Author and engineer Jan Erik Sigdell attempts to answer these questions and more in his book Reign of the Annunaki: The Alien Manipulation of Our Spiritual Destiny.
The book attempts to demystify and strengthen the seemingly tenuous connections between several mystical doctrines and their relationship to the Annunaki through metatextual and speculative analysis. I’ve heard everything from intergalactic slavers that created humans to mine monoatomic gold for their dietary consumption to demons hellbent on undermining the word of Christ while on “the weird side of Youtube”, but I have yet to read a text dedicated solely to their emergence and motivations, nor have I spent too much time researching them in my personal life. Even though my experience with this subject is admittedly limited, a vast majority of this information was fresh for me and it is interesting to see how these creatures could be to alluded to in other cultures.
Sigdell is very generous with his metatextual analysis of other scholars (primarily Zecharia Sitchin, Michael Tellinger, and Anton Parks) as well as numerous religious doctrines (the Enuma Elish, Bible, etc) so this piece will serve as an excellent supplemental read for those who wish to continue researching the Annunaki long after they’ve turned the final page of this book. Unfortunately, this is also it’s achilles heel.
Far too much time is spent critiquing and referencing other works. This at times breaks the flow of the prose and feels unnecessary. While I am fully aware that there is a growing and passionate audience for this kind of stuff, it comes across as far too serious and matter of fact, especially for those like myself who are not very knowledgable about this particular topic, but are interested in learning.
The book is at it’s best in my opinion during the last two chapters where he touches on if these beings could still be among us and who benefits from their existence if this is indeed the case. Could something like this be hidden in plain sight? I won’t spoil his conclusion, but he does attempt to bolster his claims and this section feels more personal than the earlier passages.

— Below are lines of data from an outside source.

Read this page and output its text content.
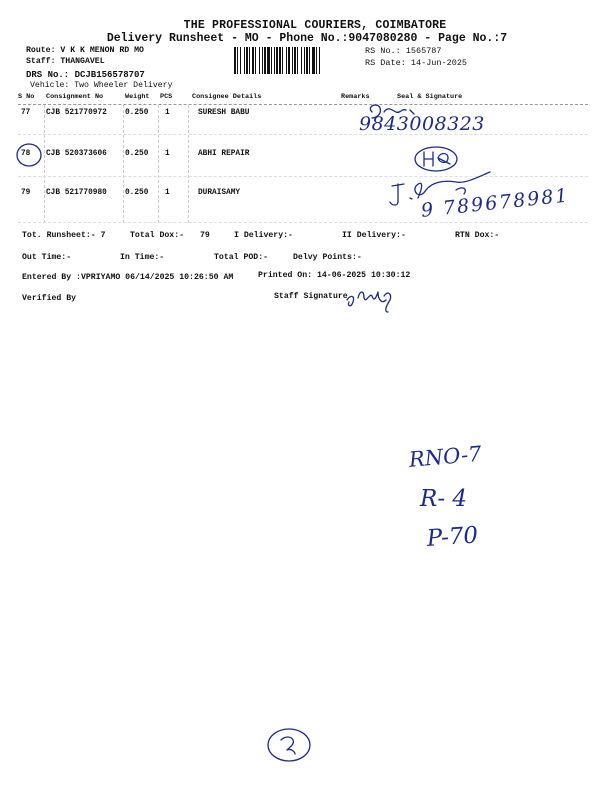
THE PROFESSIONAL COURIERS, COIMBATORE
Delivery Runsheet - MO - Phone No.:9047080280 - Page No.:7
Route: V K K MENON RD MO
Staff: THANGAVEL
DRS No.: DCJB156578707
Vehicle: Two Wheeler Delivery
RS No.: 1565787
RS Date: 14-Jun-2025
S No Consignment No	Weight PCS	Consignee Details	Remarks	Seal & Signature
77 CJB 521770972 0.250 1	SURESH BABU
78 CJB 520373606 0.250 1	ABHI REPAIR
79 CJB 521770980 0.250 1	DURAISAMY
Tot. Runsheet:- 7	Total Dox:- 79	I Delivery:-	II Delivery:-	RTN Dox:-
Out Time:-	In Time:-	Total POD:-	Delvy Points:-
Entered By :VPRIYAMO 06/14/2025 10:26:50 AM	Printed On: 14-06-2025 10:30:12
Verified By	Staff Signature
9843008323
9 789678981
RNO-7
R- 4
P-70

As a nexus for cross-referencing or as an introduction to the Annunaki, I doubt it gets much better or succinct than this (using the literary medium anyway), but be prepared to seek out other resources if you truly want to delve into the nature of this subject. While I appreciated how brisk this title is, it’s leanness can be a deterrent for those who are well versed in the subject or in search of something with a bit more heft. The somewhat unnecessary dissections of other scholars can be seen as a distraction or attempt to pad the length of this one. It is also worth noting that Sigdell is a proponent of Christianity (particularly Gnosticism) so those looking for a more objective read, may be dissatisfied with it’s conclusion.